Watching that quadrille through her drooping emerald-tinted eyes, she had received a sudden enlightening impression of Shirley’s flawless beauty. At the tournament her fleeting glimpse had adjudged the other merely sweetly pretty. The Chalmers’ surrey had stopped en route for Shirley, but in her wraps and veil she had then been all but invisible. This had been Katharine’s first adequate view, and the sight of her radiant charm had the effect almost of a blow.

For Katharine, be it said, had wholly surrendered to the old, yet new, attraction that had swept her on the tourney field. This feeling was no less cerebral and intellectual than it had been: she was no Galatea waiting her Pygmalion. But it was strong for all that. And what had lain always in the back of her mind as a half-formed intention, had become a self-admitted purpose during the motor ride. So as she watched them in the waltz, seasoned artificialist as she was, Katharine for a breath had had need of all her address to keep the ball of conversation sparklingly a-roll. Her natural assurance, however, came quickly to her aid. She had been an acknowledged beauty too many seasons—had known John Valiant, or believed she had, too long and too well—to allow the swift keen edge of trepidation that had touched her to cool into prescience.

In another moment the waltz fainted out, to be succeeded by a deux-temps, and presently the host, in his crimson cloak, was doffing his plumed hat before her. Circling the polished floor in the maze, there was something gratefully like former days in the assured touch, the true and ready guidance. The intrusive question faded. He was the John Valiant she had always known, of flashing repartee and graceful compliment, yet with a touch of dignity, too—as befitted the lord of a manor—which sat well upon him.
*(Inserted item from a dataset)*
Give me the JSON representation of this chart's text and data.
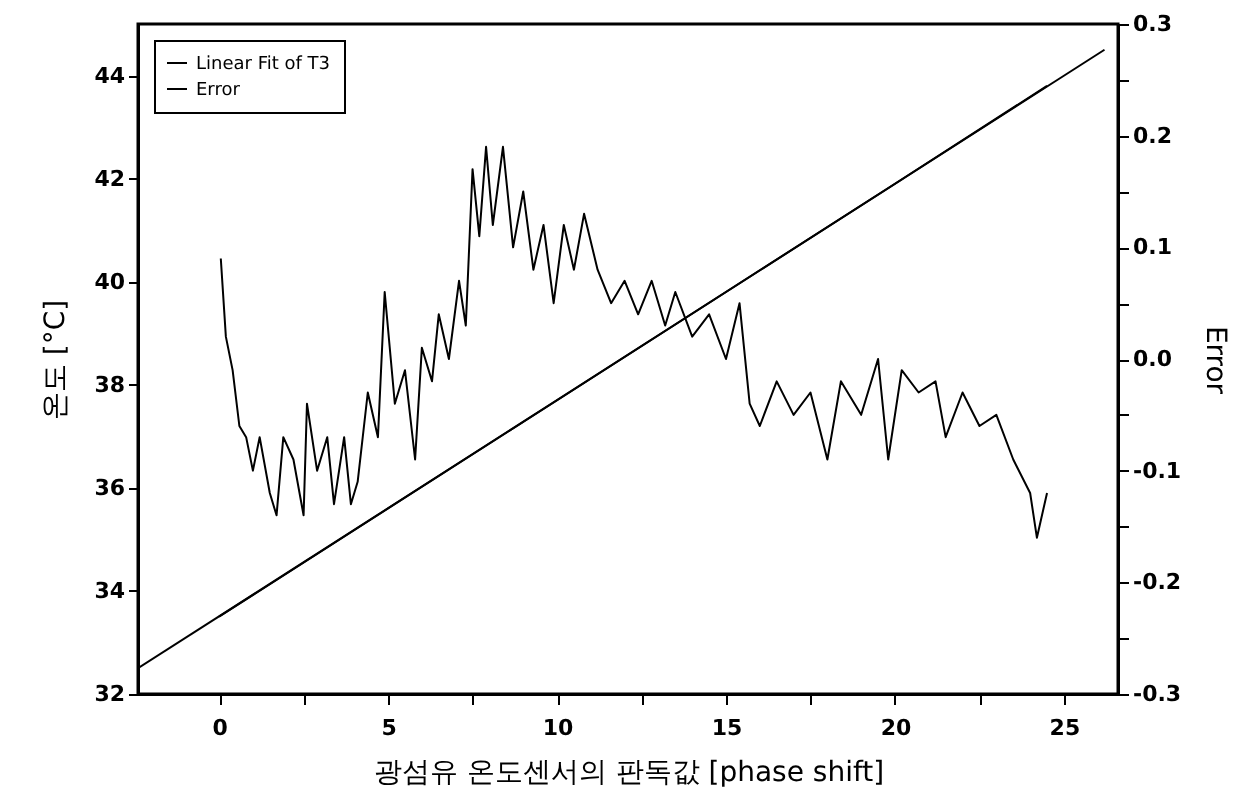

After a decorous dozen of rounds, she took his arm and allowed her perfect figure to be conducted through the various rooms of the ground floor, chatting in quite the old-time way, till a new gallant claimed her.

The mellow strings made on their merry tune, and at length the Washington Post marched all in flushed unity of purpose to the great muslin-walled porch with its array of tables groaning under viands concocted by Aunt Daphne for the delectation of the palate-weary: layer-cakes, furry-brown with chocolate, or saffron with orange icing; fruit-cake richer than an Indian begum; angel-cake as white (as the major was to remark) as innocence and almost as sweet as the lady upon whom he pressed it at the moment; yellow jumbles, kisses that crumbled at a touch, and all nameless toothsome inventions for which new-laid eggs are beaten and golden citron sliced.

And then once more the waltz-strain supervened and in the yellow parlor joy was again unconfined. Among the masculine contingent, perhaps, the same catholicity of age no longer prevailed, certain of the elders showing an inclination toward one end of the front porch, now hazing with the fragrance of Havanas. But the dowagers’ fans plied on, the rose-corners echoed their light laughter and the couples footed it as though midnight was yet unreached and dawn as far afield as Judgment Day.

Again Valiant claimed Katharine and they glided off on The Beautiful Blue Danube. Her paleness now had a tinge of color but nevertheless he thought she drooped. “You are tired,” he said, “shan’t we sit it out?”

“Oh, do you mind?” she responded gratefully. “It has been a fairly strenuous day, hasn’t it!”

He guided her to a corridor, where branches of rhododendron screened an alcove of settees and seductive cushions. Here, her weariness seemed put to rout. There was no drooping of fringed lids, no disconcerting silences; she chatted with ease and piquancy.

“It’s like a fairy tale,” she said at length dreamily,—“this wonderful life. To step into it from New York is like coming out of a hot-house into the spring out-of-doors! It makes our city existence seem so sordidly artificial. You have chosen right.”

“I know it. And yet two months ago a life a hundred miles from the avenue would have seemed a sad and sandy Sahara. I know better now.”